Waterkloof prepares for arrival of dignitaries

More than 70 heads of state will be arriving in South Africa for the FNB memorial service.

The South African Air Force cut the grass with weedeaters ahead of US president's arrival in Air Force Base in Pretoria on 9 December 2013. Picture: Barry Bateman/EWN.

PRETORIA - The Air Force and the Tshwane Municipality are working overtime to spruce up the Waterkloof Air Force Base ahead of the arrival of United States President Barack Obama and other international dignitaries.

More than 70 heads of state are en route to South Africa for former President Nelson Mandela's memorial service, which will be held at the FNB Stadium on Tuesday.

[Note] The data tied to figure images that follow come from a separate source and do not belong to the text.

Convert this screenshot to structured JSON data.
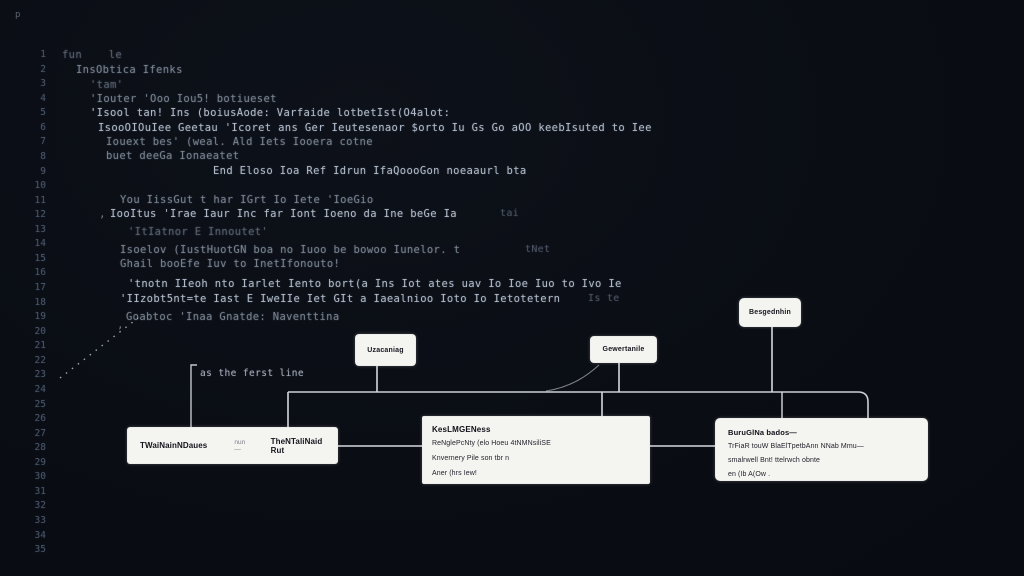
{
  "editor": {
    "gutter_text": "1\n2\n3\n4\n5\n6\n7\n8\n9\n10\n11\n12\n13\n14\n15\n16\n17\n18\n19\n20\n21\n22\n23\n24\n25\n26\n27\n28\n29\n30\n31\n32\n33\n34\n35",
    "code_lines": [
      "fun    le",
      "InsObtica Ifenks",
      "'tam'",
      "'Iouter 'Ooo Iou5! botiueset",
      "'Isool tan! Ins (boiusAode: Varfaide lotbetIst(O4alot:",
      "IsooOIOuIee Geetau 'Icoret ans Ger Ieutesenaor $orto Iu Gs Go aOO keebIsuted to Iee",
      "Iouext bes' (weal. Ald Iets Iooera cotne",
      "buet deeGa Ionaeatet",
      "End Eloso Ioa Ref Idrun IfaQoooGon noeaaurl bta",
      "You IissGut t har IGrt Io Iete 'IoeGio",
      "IooItus 'Irae Iaur Inc far Iont Ioeno da Ine beGe Ia",
      "'ItIatnor E Innoutet'",
      "Isoelov (IustHuotGN boa no Iuoo be bowoo Iunelor. t",
      "Ghail booEfe Iuv to InetIfonouto!",
      "'tnotn IIeoh nto Iarlet Iento bort(a Ins Iot ates uav Io Ioe Iuo to Ivo Ie",
      "'IIzobt5nt=te Iast E IweIIe Iet GIt a Iaealnioo Ioto Io Ietotetern",
      "Goabtoc 'Inaa Gnatde: Naventtina"
    ],
    "code_trails": [
      "tai",
      "tNet",
      "Is te"
    ],
    "markers": {
      "breakpoint1": ",",
      "breakpoint2": ",",
      "stray_mark": "p"
    }
  },
  "diagram": {
    "annotation_label": "as the ferst line",
    "top_boxes": {
      "box_a": "Uzacaniag",
      "box_b": "Gewertanile",
      "box_c": "Besgednhin"
    },
    "left_box": {
      "item1": "TWaiNainNDaues",
      "item2": "nun—",
      "item3": "TheNTaliNaid Rut"
    },
    "middle_box": {
      "title": "KesLMGENess",
      "line1": "ReNglePcNty (elo Hoeu 4tNMNsiliSE",
      "line2": "Knvernery Pile son tbr n",
      "line3": "Aner (hrs Iew!"
    },
    "right_box": {
      "title": "BuruGlNa bados—",
      "line1": "TrFiaR touW BlaElTpetbAnn NNab Mmu—",
      "line2": "smalrwell Bnt! ttelrwch obnte",
      "line3": "en (Ib A(Ow ."
    }
  },
  "colors": {
    "background": "#0a0d14",
    "node_background": "#f4f4f1",
    "connector": "#d6dae0",
    "code_text": "#aab8ca"
  }
}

Eyewitness News can confirm at least seven heads of state are expected to touchdown at Waterkloof in the next 12 hours.

The presidents of Chad and Senegal are expected to arrive at the base within the next two hours.

The details are contained on a flight schedule, which Eyewitness News has seen.

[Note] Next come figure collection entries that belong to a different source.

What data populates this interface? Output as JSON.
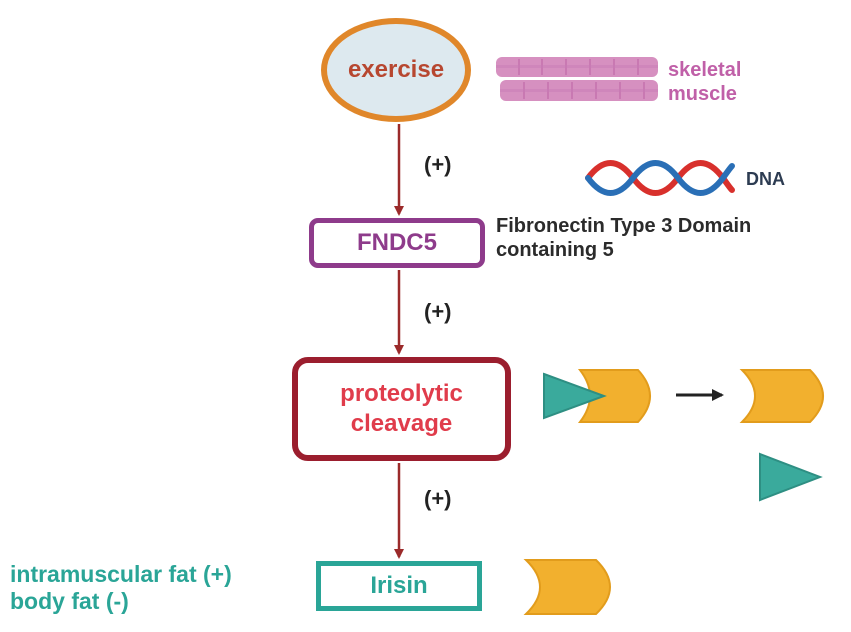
{
  "nodes": {
    "exercise": "exercise",
    "fndc5": "FNDC5",
    "cleavage_line1": "proteolytic",
    "cleavage_line2": "cleavage",
    "irisin": "Irisin"
  },
  "edges": {
    "plus_1": "(+)",
    "plus_2": "(+)",
    "plus_3": "(+)"
  },
  "annotations": {
    "muscle_line1": "skeletal",
    "muscle_line2": "muscle",
    "dna": "DNA",
    "fndc5_desc_line1": "Fibronectin Type 3 Domain",
    "fndc5_desc_line2": "containing 5",
    "fat_line1": "intramuscular fat (+)",
    "fat_line2": "body fat (-)"
  },
  "colors": {
    "exercise_border": "#e0872a",
    "exercise_fill": "#dde9ef",
    "exercise_text": "#b74730",
    "fndc5": "#8e3b8b",
    "cleavage_border": "#9b1e2e",
    "cleavage_text": "#e03c4b",
    "irisin": "#2aa597",
    "arrow": "#9b2a2a",
    "muscle": "#d690c0",
    "protein": "#f2b02e",
    "fragment": "#3aaa9c",
    "dna_red": "#d8302c",
    "dna_blue": "#2a6fb6"
  },
  "icons": [
    "skeletal-muscle-icon",
    "dna-helix-icon",
    "protein-icon",
    "cleaved-fragment-icon"
  ]
}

Also expected later today are delegations from Canada, China and Kenya.

But the Unites States is not listed on the schedule. Officials from the US embassy are however at the base's passenger terminal, making arrangements for Obama and his delegation.

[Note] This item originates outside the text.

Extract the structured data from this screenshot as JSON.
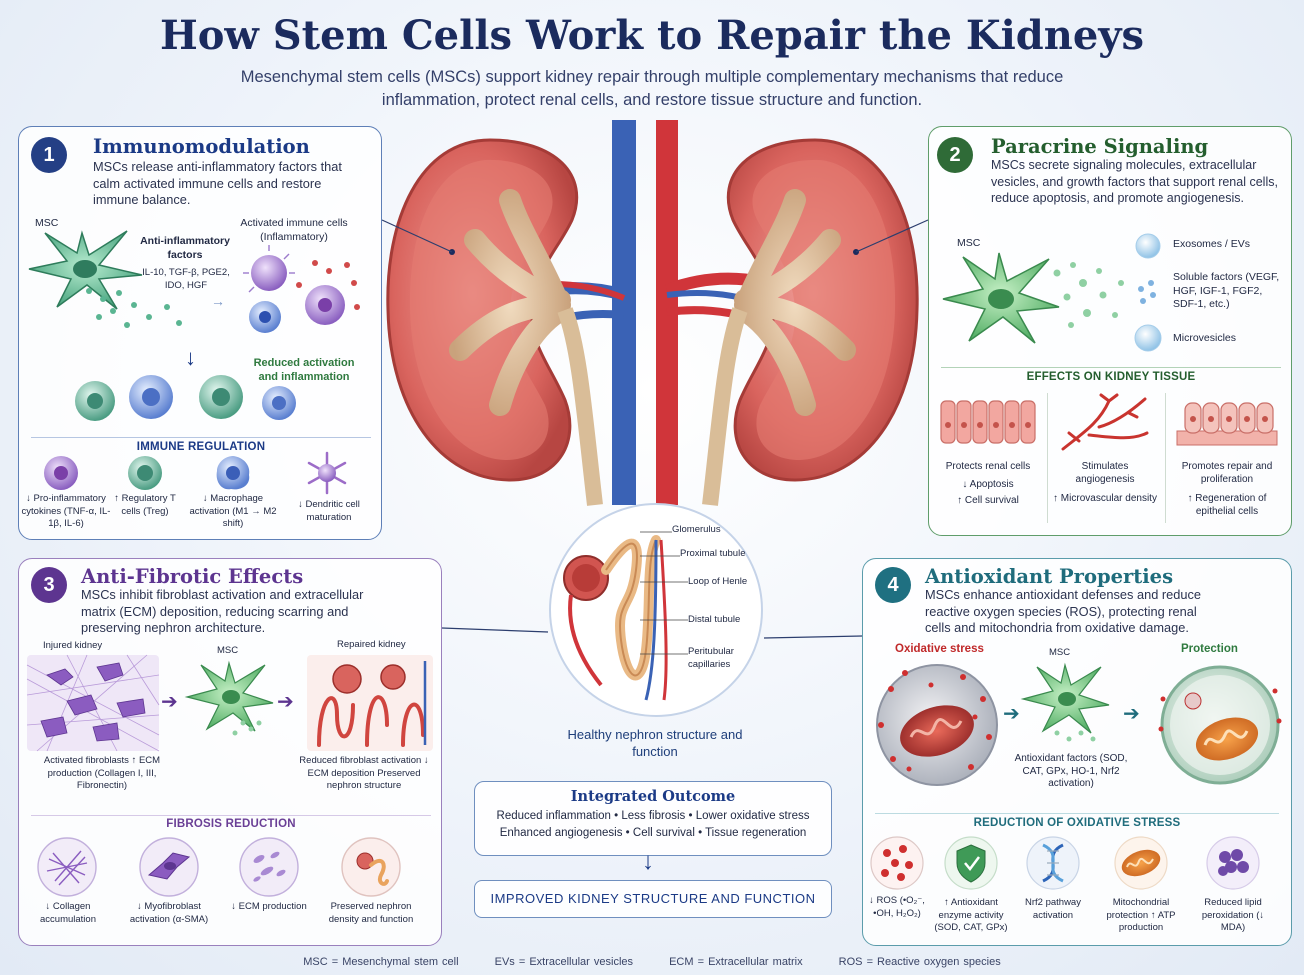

The OR Tambo International Airport is also expected to welcome dignitaries.

Mandela, South Africa's first black president, passed away on Thursday last week at the age of 95.

Air Force troops in uniforms, armed themselves with weed eaters and are trimming overgrown bush in the street outside the base.

And while the defence force deals with horticultural maintenance, Tshwane municipal workers are picking up litter.

The urgent tidying up of this National Key Point comes ahead of Obama and his delegation's arrival.

In an unusual move, former US Presidents Jimmy Carter, George W Bush and Bill Clinton as well as their spouses and 26 congressmen will also attend the event.

It's unclear at what time the group will touch down in Pretoria.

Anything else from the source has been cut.